You’re not understanding. I deliberately excluded Tampa’s top-10 picks because you had gone and complained that Tampa had such better draft positions than we have had.
Even outside of that, I think Tampa had a better draft position.
“Except for a guy who scored 100 points this year and another who scored 43 goals, there isn’t much of a difference”. Do you realize how insane that sounds? That’s like saying, “well, if you exclude the Joe Thornton trade and the Brent Burns trade, Doug Wilson isn’t anything special in terms of trading ability”.
Karlsson and Kucherov are on different teams.
You can’t call Nieto a solid third liner and then call Carpenter a fringe fourth liner. Nieto scored 26 points in 74 games this year. Carpenter scored 19 in 64, and a lot of those games were when the Sharks were constantly benching him. At the end of the day, both were waived from the Sharks and went on to show that they were quality players elsewhere. I don’t see a difference.
Fair enough. Nieto has a longer sample size.
So we’re excluding top-10 picks and Tampa still has 40% more picks? I somehow doubt that. Moreover, you can’t weight all picks the same. If you removed Tampa’s top-10 picks over the last decade, I would bet the number of first round picks they’ve had is comparable to how many we’ve had.
That is a good point. Over the last decade, they are even on first-round picks (7 each) outside of the top-10. But Tampa Bay still had 4 more 2nd-round picks.
Let us try and empiricize this. Using the calculated draft pick values, and omitting the value of top-5 draft picks (in order to capture Meier on SJ's side), Tampa Bay has an aggregate value of
13,106 between 2009 and 2018, compared to
10,253 for the Sharks. If you limit the numbers to 2009-2015, you get
9,509 for Tampa Bay and
7,871 for the Sharks.
So using the above thought experiment of swapping the drafted players, there is about a 20% chance that you don't get the selected player.

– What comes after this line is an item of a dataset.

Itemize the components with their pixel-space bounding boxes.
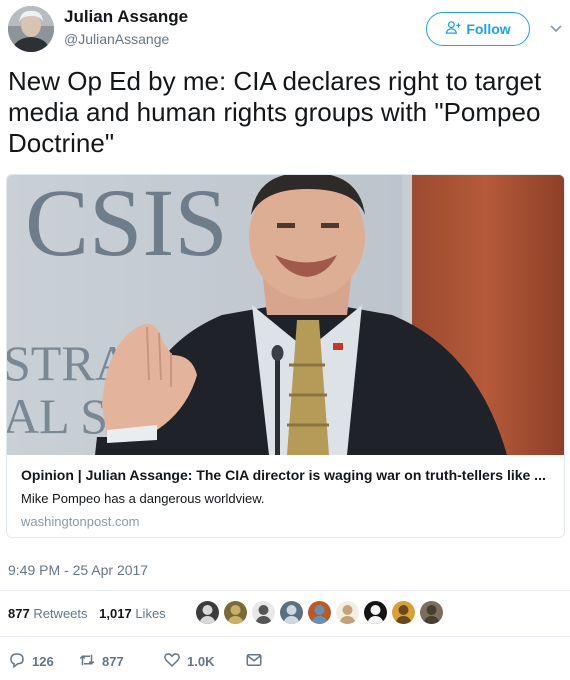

At the end of the day, yes. I would trade Hertl and Meier for Kucherov, Coyle for Point, Ryan and DeMelo for Johnson and Namestnikov, Labanc for Vasilevsky, Tierney for Palat. Without question.
Johnson was not drafted by TBL. IIRC, he was undrafted.
Kucherov-Thornton-Pavelski
Palat-Couture-Point
Kane-Johnson-Namestnikov
Vasilevsky in net.
What would the defense be?
After all, with no Coyle, no Burns in this situation.
Let us posit something like this, where the Sharks signed some UFA defenseman:
Kucherov-Thornton-Pavelski
Palat-Couture-Point
Kane-Namestnikov-Donskoi
Sorensen-Karlsson-Goodrow
Radil-Suomela
Vlasic-Braun
De Haan-Heed
Dillon-Wood
Simek
Vasilevskiy
Dell
I think that is a less competitive roster than the one the Sharks currently have. It is undoubtedly stronger up front but lacks any superstars at the major positions. I'd say you have about 6 million in cap space to play with (but the current Sharks's roster has about that much). Moreover, assuming that the Sharks would have 8 million in space for 2020, they would have to fit in new raises to Kucherov and Point, not to mention Vasilevskiy in another year.